Dans l’abondance de rediffusions en streaming, le Metropolitan Opera de New York a proposé hier à son public de visionner une captation d’Aïda enregistrée le 5 janvier 1985, pour une occasion bien particulière : il s’agissait ce soir là des adieux à la scène de la grande Leontyne Price, une des voix les plus marquantes de sa génération et assurément une des plus grandes Aïda (si ce n’est la plus grande). L’Aïda de Price figure en effet, aux côtés de la Maréchale de Schwarzkopf ou de la Tosca de Callas, en bonne place dans le parcours initiatique de tout lyricomane qui se respecte.
Après trois décennies d’une carrière exceptionnelle, jalonnée de succès légendaires sur les plus grandes scènes du monde, une carrière qui vit les plus grands chefs (Karajan en tête) se jeter à ses pieds, c’est donc assez logiquement que Leontyne Price choisit pour ses adieux ce rôle qu’elle avait marqué entre tous.
C’est donc une soirée chargée d’émotions que retransmet le MET en ce premier mai, une de ces soirées qui comptent dans l’histoire de l’institution. Cette émotion est palpable : le public est en transe, couvre dès qu’il le peut d’un tonnerre d’applaudissements sa diva adulée, et les saluts (avec jets de bouquets obligés) semblent ne jamais vouloir finir.
L’émotion, hélas, ne rend ni sourd ni aveugle, et l’immense affection que l’auteur de ces lignes porte à Leontyne Price ne le dispense pas d’un minimum de lucidité.
Car ce que cette retransmission donne à voir, c’est une distribution bien inégale évoluant dans une mise en scène franchement datée.
La mise en scène de John Dexter est caractéristique des productions proposées sur la scène du MET pendant de longues décennies (et aujourd’hui encore) : sage, conventionnelle, littérale.

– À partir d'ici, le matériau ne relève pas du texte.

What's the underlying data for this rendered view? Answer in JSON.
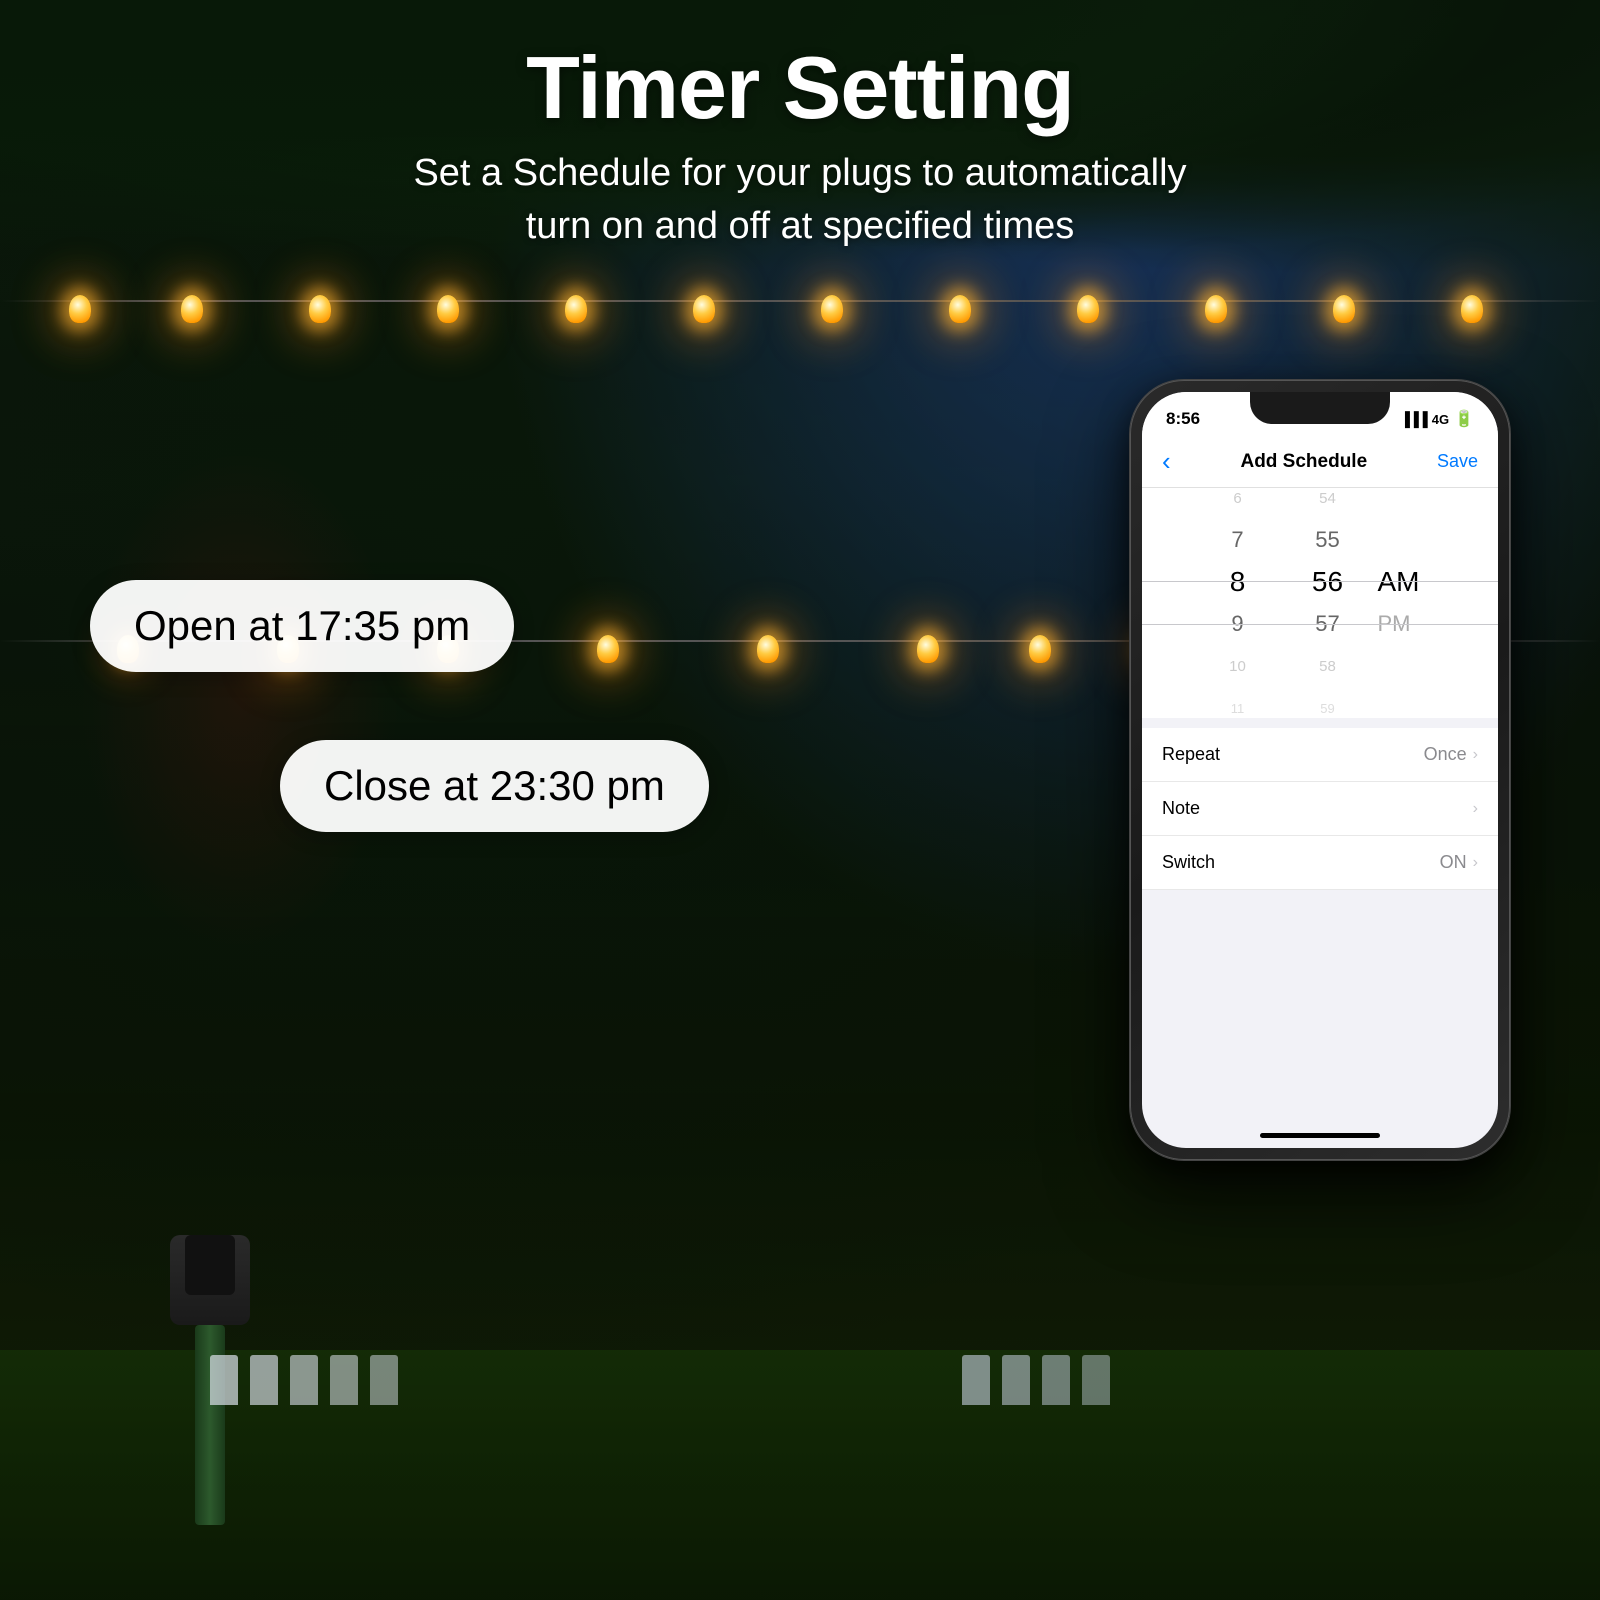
{
  "page": {
    "background": {
      "description": "Outdoor night scene with string lights and decorated trees"
    }
  },
  "header": {
    "title": "Timer Setting",
    "subtitle_line1": "Set a Schedule for your plugs to automatically",
    "subtitle_line2": "turn on and off at specified times"
  },
  "bubbles": {
    "open": "Open at 17:35 pm",
    "close": "Close at 23:30 pm"
  },
  "phone": {
    "status_bar": {
      "time": "8:56",
      "signal": "4G"
    },
    "app_header": {
      "back_label": "‹",
      "title": "Add Schedule",
      "save_label": "Save"
    },
    "time_picker": {
      "hours": [
        "6",
        "7",
        "8",
        "9",
        "10",
        "11"
      ],
      "minutes": [
        "54",
        "55",
        "56",
        "57",
        "58",
        "59"
      ],
      "selected_hour": "8",
      "selected_minute": "56",
      "ampm_options": [
        "AM",
        "PM"
      ],
      "selected_ampm": "AM"
    },
    "settings_rows": [
      {
        "label": "Repeat",
        "value": "Once",
        "has_chevron": true
      },
      {
        "label": "Note",
        "value": "",
        "has_chevron": true
      },
      {
        "label": "Switch",
        "value": "ON",
        "has_chevron": true
      }
    ],
    "home_indicator": true
  },
  "string_lights": {
    "bulb_positions": [
      5,
      12,
      20,
      28,
      36,
      44,
      52,
      60,
      68,
      76,
      84,
      92
    ]
  }
}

La représentation fidèle de l’Egypte antique se traduit en particulier par des costumes somptueux de premier degré (ils sont l’oeuvre de Peter Hall), mais tellement chargés qu’ils semblent bien souvent encombrer les chanteurs. Il ne manque évidemment aucun figurant au Triomphe, qui repousse assez loin les frontières du kitsch assumé. On ne cherchera pas ici de direction d’acteurs : les chanteurs sont désespérément statiques, figés dans des poses hiératiques et convenues. Bref, tout ceci est lèché, satisfaira les amateurs de premier degré, mais ennuira sans doute le plus grand nombre.

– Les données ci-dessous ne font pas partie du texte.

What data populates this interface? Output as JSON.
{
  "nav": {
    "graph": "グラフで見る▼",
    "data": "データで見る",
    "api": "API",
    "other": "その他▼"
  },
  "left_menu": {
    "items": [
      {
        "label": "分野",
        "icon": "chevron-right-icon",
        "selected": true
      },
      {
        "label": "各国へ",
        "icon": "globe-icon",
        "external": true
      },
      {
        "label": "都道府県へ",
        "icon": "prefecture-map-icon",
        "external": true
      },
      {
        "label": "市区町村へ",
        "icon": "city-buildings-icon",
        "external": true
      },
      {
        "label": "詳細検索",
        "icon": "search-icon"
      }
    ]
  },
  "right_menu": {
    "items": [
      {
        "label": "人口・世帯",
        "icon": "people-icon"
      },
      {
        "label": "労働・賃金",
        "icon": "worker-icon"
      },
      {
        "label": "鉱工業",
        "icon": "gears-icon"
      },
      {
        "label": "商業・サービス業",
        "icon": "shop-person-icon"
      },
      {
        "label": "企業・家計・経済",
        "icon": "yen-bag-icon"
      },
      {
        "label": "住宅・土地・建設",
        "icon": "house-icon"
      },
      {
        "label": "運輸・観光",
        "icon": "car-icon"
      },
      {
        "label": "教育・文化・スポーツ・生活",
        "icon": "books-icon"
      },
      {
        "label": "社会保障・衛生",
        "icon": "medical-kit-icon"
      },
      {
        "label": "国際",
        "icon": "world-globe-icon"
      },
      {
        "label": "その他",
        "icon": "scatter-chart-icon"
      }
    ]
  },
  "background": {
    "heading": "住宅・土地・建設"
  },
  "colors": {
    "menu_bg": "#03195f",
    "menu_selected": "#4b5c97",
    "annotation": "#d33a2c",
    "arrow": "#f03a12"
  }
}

S’agissant de la distribution, le MET aurait pu faire un effort et réunir pour les adieux de sa diva une équipe mieux assortie. Le Radamès fruste et poussif de James McCracken est indigne (que faisaient Pavarotti ou Domingo à cette date ?). Le Ramfis de John Macurdy et le Roi de Dimitri Kavrakos ne sont que routine, et une routine fatiguée. En Amonasro, Simon Estes s’en sort mieux, et il fait de la scène du Nil une vraie réussite. L’Amnéris de Fiorenza Cossotto, captée dans son automne, se réfugie dans ses travers bien connus : du son, par moments impressionnant, notamment dans le medium, et un aplomb qui reste sidérant mais bien monolithique. James Levine dirige l’ensemble d’une baguette très professionnelle et sans surprises, ni bonnes ni mauvaises.
Et Leontyne Price, l’héroïne de la soirée ? Ce n’est pas un naufrage, loin s’en faut, mais les belles années sont irrémédiablement passées. Cette soirée jette assez logiquement une lumière crue sur des tendances déjà perceptibles dès le milieu des années 70 : le registre grave est inexistant, le bas médium noyé dans un brouillard jazzy assez troublant, mais bien peu orthodoxe. Et voilà que par moments (« O Patria mia », par exemple), le voile se déchire et permet au registre aigu de se déployer, soyeux, pulpeux, onirique, presque inentamé. On retrouve alors l’écho des années bénies, celles de l’intégrale gravée par Decca en 1962 sous la baguette de Georg Solti, celles des Trouvère de légende à Salzbourg ou au MET, et de tant d’autres merveilles. Pour ces seuls instants, qui rouvrent fugacement la fenêtre sur la légende d’une immense artiste, cette représentation vaut d’être vue. Reste que pour immortaliser l’Aïda de Price, le MET, plutôt que cette soirée d’adieux à l’intérêt principalement documentaire, aurait été mieux inspiré de capter une soirée plus précoce, par exemple celle de février 1967 où la diva avait pour partenaires rien moins que Grace Bumbry, Carlo Bergonzi et Robert Merrill et dont seule subsiste (heureusement !) la trace sonore.